文摘The optimal control of nonlinear systems has been studied for years by many researchers. However, the application of optimal control problem to nonlinear non-affine systems needs more attention. In this paper we propose an optimal control design technique for a class of nonlinear and control non-affine equations. The dynamic equations of a flexible shaft supported by a pair of active magnetic bearings (AMBs) are used as the nonlinear control non-affine equations. Mathematical model for the flexible beam is chosen to be the well known Timoshenko beam model, which takes rotary inertia and shear deformations into account, and it is assumed that the shaft is supported by two frictionless bearings at the ends.
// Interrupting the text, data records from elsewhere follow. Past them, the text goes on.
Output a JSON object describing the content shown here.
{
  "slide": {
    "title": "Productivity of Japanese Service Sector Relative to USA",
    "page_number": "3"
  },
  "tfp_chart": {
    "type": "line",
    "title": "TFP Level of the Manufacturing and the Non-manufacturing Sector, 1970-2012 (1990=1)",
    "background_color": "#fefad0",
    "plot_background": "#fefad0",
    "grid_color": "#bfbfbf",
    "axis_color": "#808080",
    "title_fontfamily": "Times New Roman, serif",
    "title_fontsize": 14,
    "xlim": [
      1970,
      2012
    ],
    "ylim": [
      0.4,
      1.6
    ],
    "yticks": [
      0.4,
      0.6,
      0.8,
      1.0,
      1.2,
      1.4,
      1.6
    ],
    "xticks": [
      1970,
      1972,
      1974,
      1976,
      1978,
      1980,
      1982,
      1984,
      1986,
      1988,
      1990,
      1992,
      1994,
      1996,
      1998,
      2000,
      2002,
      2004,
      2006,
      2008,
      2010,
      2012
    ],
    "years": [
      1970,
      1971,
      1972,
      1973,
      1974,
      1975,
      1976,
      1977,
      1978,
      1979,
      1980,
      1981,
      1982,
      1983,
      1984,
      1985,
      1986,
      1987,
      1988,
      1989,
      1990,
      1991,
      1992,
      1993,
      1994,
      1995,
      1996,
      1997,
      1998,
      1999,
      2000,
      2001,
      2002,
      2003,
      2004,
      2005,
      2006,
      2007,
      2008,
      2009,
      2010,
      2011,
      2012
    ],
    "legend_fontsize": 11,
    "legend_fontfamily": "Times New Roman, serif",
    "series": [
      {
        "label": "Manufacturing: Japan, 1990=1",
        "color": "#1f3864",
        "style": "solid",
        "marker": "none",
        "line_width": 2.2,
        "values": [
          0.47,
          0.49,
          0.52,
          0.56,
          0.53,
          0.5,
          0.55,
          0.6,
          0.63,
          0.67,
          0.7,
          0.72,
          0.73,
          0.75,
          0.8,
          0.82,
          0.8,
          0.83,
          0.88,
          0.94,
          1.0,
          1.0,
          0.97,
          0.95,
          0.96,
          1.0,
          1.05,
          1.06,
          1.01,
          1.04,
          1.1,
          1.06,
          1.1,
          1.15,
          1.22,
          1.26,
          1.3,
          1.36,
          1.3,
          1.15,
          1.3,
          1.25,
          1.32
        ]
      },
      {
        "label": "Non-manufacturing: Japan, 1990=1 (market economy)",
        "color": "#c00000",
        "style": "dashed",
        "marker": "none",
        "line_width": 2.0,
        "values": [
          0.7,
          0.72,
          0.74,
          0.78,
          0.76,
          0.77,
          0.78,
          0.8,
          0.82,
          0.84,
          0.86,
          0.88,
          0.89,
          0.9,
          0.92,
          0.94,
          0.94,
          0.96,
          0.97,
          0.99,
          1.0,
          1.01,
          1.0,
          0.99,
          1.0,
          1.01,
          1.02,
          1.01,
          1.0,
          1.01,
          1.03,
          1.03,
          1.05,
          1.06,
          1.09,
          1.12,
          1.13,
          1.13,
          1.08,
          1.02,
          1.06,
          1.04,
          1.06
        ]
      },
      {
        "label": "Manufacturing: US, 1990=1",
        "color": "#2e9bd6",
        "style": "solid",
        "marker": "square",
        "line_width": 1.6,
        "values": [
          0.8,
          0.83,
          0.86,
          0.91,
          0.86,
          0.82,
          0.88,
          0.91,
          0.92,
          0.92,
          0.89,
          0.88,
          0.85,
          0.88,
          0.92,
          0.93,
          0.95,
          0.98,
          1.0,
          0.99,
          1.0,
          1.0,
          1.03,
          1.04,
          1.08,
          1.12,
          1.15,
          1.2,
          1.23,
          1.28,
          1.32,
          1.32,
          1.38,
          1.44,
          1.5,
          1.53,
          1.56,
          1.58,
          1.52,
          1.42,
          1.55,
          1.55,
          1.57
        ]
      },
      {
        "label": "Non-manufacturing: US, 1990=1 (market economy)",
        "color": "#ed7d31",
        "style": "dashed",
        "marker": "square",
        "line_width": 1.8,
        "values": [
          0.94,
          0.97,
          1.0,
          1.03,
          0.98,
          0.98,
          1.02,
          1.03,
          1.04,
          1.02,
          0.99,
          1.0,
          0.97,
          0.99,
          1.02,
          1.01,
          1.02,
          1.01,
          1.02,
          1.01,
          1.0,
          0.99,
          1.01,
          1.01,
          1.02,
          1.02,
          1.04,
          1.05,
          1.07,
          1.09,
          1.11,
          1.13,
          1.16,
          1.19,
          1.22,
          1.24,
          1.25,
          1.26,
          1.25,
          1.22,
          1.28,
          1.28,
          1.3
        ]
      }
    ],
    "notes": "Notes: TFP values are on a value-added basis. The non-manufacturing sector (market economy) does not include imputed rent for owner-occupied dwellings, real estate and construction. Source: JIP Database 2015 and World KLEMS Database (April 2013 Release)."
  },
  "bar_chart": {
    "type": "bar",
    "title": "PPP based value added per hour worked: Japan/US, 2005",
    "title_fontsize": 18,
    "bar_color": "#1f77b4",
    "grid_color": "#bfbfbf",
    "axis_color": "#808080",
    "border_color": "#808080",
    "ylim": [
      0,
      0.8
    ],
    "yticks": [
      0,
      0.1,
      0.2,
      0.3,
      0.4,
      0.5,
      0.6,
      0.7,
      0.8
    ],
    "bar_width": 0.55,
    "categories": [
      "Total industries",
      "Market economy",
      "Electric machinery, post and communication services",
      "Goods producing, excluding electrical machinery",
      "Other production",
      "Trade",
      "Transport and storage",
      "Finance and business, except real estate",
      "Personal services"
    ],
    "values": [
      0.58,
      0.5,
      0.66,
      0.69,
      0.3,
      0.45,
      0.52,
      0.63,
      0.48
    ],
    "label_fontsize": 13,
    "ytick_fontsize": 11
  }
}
The effective control of such systems is extremely important for very high angular velocity shafts which are a feature of many modern machines. The control must be able to cope with unbalanced masses and hence be very robust. We shall approach the problem by discretising the Timoshenko beam model and using standard difference formulae to develop a finite-dimensional model of the system. Then we use a recently developed technique for controlling nonlinear systems by reducing the problem to a sequence of linear time-varying (LTV) systems. An optimal control designed for each approximating linear, time-varying system and recent results show that this method will converge uniformly on compact time intervals to the optimal solution.